Rien n’a bougé, ou presque, depuis que Lek & Sowat ont quitté les lieux. « C’est comme si on entrait dans une grotte pariétale contemporaine », affirment les graffeurs. Il y a plusieurs années, en condamnant progressivement les accès, la Ville de Paris, propriétaire du bâtiment, a, sans le vouloir, préservé les strates de peinture. Il y a en effet ici quelque chose qui rappelle Lascaux ou Chauvet, ces grottes révélées par hasard puis figées dans le temps.

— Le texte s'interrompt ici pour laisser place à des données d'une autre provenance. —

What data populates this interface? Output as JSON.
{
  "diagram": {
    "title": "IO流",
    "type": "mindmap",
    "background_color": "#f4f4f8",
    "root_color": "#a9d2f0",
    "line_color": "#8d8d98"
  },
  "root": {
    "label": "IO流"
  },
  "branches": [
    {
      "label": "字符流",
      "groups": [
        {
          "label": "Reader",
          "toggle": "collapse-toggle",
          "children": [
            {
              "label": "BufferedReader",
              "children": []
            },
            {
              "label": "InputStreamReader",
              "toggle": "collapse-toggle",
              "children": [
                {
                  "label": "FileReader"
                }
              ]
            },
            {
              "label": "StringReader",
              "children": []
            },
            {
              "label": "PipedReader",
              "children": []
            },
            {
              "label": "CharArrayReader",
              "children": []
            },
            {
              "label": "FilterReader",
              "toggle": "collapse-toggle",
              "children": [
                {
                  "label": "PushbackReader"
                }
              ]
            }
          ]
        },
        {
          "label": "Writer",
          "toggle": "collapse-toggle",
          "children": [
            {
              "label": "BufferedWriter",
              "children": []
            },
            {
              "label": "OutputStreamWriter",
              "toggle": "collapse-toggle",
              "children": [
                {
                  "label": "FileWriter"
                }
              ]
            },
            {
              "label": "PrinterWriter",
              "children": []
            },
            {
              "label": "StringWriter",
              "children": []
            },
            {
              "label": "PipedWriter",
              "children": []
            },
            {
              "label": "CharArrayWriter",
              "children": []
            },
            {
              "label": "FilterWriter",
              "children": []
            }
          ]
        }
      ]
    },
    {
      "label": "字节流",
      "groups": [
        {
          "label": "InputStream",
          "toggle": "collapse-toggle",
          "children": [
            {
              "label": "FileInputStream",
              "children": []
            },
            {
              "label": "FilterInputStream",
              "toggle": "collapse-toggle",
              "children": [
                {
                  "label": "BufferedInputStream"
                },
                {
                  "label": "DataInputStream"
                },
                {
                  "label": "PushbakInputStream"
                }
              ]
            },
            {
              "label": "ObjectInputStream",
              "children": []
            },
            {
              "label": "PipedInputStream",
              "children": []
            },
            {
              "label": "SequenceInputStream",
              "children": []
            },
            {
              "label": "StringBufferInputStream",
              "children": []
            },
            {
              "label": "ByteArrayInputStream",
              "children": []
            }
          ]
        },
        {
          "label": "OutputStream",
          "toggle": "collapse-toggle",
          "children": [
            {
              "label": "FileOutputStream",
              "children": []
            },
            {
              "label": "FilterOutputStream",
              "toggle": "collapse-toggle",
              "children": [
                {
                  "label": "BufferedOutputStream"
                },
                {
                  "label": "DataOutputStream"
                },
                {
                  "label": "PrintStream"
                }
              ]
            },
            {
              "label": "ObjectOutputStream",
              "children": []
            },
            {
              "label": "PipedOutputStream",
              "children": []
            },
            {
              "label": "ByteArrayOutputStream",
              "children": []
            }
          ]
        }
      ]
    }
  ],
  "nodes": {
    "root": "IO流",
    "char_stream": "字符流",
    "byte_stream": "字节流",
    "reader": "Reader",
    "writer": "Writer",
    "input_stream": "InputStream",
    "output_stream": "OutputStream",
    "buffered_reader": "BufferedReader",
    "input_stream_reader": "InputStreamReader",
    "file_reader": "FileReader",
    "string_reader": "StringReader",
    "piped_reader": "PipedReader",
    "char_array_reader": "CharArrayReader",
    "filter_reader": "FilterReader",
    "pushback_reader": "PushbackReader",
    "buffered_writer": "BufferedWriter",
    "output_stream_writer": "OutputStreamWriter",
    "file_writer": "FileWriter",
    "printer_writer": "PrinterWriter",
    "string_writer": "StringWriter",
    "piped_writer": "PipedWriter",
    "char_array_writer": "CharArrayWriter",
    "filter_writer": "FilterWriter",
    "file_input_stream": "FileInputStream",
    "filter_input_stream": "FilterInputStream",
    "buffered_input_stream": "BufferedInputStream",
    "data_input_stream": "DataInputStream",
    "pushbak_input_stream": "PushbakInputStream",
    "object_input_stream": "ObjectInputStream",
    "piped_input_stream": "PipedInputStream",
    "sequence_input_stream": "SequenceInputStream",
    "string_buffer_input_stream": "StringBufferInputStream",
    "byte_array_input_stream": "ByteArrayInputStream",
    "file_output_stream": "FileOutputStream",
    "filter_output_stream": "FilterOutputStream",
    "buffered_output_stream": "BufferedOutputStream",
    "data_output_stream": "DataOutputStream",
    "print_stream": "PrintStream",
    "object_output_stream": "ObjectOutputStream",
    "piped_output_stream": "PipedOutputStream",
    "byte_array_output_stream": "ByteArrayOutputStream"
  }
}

Paris rouvre les portes du mythe

« Nous n’avons pas la volonté de sanctuariser le bâtiment, encore moins de le muséifier. L’éphémère fait partie de l’histoire de l’art urbain », affirme François Dagnaud le maire du 19e arrondissement de Paris, qui a permis cette réouverture exceptionnelle, avec le bureau des arts visuels de la Ville, le concours de l’association RStyle, le mécénat du Fonds Renault pour l’art et la culture et le soutien d’Explore Paris. À moyen terme, le site en friche est promis à la destruction, absorbé par un vaste projet de réaménagement de la Porte de la Villette.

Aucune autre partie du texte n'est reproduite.